In honor of the World Series–and since I already have the red theme going anyway–I decided to edit the BBn logo a bit. Thoughts?

These are the Good Old Days

Two World Series berths in four years–seriously? With at least one victory?

As my dad told me last night, my generation has no idea what it was like for those eighty-six long years. Never mind the Patriots. It’s already a clich?, but what a time to be a New England sports fan.

As Ed wrote in an understandably dispirited post back in the cold, bitter days before the Second Comeback (i.e., four days ago), the Red Sox seem to be the new Yankees for a lot of baseball fans. I don’t know how much of that is genuinely directed toward the Sox and how much is projected dislike of the big bad Patriots, but even on the Internet boards I frequent–which aren’t sports boards–there are people rooting for the Rockies not because they’re Rockies fans, but because they want the Sox to lose. Ouch. This just three years after the Sox won their first World Series in eighty-six years. I mean, the Yankees have won twenty-five more than that in the same period. I can’t help but feel there’s a slight difference there.

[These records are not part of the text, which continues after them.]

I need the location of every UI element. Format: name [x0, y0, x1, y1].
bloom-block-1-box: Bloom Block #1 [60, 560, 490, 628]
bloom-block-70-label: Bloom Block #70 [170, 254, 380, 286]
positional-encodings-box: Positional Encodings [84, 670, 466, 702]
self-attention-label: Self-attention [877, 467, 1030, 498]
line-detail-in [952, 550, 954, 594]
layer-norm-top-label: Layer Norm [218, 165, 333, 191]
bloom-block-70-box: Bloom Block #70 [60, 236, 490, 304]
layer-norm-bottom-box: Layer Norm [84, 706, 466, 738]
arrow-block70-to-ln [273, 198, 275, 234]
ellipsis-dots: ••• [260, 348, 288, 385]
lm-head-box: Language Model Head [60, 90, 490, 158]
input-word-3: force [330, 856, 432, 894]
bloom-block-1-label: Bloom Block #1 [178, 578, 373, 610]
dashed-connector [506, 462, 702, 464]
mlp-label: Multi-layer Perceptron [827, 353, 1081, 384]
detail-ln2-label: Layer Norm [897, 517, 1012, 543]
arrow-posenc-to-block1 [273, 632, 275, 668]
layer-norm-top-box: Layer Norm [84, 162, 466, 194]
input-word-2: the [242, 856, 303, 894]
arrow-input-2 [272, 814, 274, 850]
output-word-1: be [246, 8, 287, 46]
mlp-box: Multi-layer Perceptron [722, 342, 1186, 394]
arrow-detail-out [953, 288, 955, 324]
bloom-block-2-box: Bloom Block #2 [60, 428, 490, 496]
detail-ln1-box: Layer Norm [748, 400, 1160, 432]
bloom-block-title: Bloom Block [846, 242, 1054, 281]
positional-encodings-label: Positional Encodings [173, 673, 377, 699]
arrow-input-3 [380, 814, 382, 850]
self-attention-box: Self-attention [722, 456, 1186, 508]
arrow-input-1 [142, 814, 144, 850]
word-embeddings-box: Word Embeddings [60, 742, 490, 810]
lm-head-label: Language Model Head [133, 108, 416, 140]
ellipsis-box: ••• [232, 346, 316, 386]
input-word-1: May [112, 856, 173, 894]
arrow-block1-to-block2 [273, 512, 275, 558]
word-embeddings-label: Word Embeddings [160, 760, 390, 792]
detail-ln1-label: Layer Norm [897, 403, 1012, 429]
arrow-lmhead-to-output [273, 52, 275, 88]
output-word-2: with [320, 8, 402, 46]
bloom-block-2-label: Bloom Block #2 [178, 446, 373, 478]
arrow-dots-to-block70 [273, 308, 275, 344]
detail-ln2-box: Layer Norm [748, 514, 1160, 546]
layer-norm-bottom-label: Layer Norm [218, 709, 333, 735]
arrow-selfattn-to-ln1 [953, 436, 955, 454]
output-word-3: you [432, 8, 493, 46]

But honestly, I don’t really care. I was born and raised in New England, so I get to be a Red Sox fan and a Patriots fan during these wonderful years. (For the record, I don’t begrudge native New Yorkers their Yankees fandom. That’s their birthright. It’s the fans from other states, particularly those that have their own teams, that I don’t get–I’m looking at you, LeBron.)

Decades from now I’ll be telling my kids all about this, when the Patriots of the early 2000s have become the Dolphins of the early seventies.

Before I sign off, I just wanted to to mention the October 18 column by by Boston Globe writer and Red Sox antagonist Dan Shaughnessy (I’m not going to link to it because I don’t want to drive up the hits to the article–that will just encourage him). He wrote:

There’s just so much working against your team. It’s hard to be positive. And even though the Sox aren’t done yet, some of us are already at work carving up the blame pie (speaking of pies, a Cleveland sportscaster did his postgame TV show wearing a cream pie on his head late Tuesday).

At least he predicted his own crow consumption at the beginning of the column. Hey Dan, I can’t wait for the next column, in a day or two, in which you explain why the Sox are going to lose the World Series, and whose fault it will be.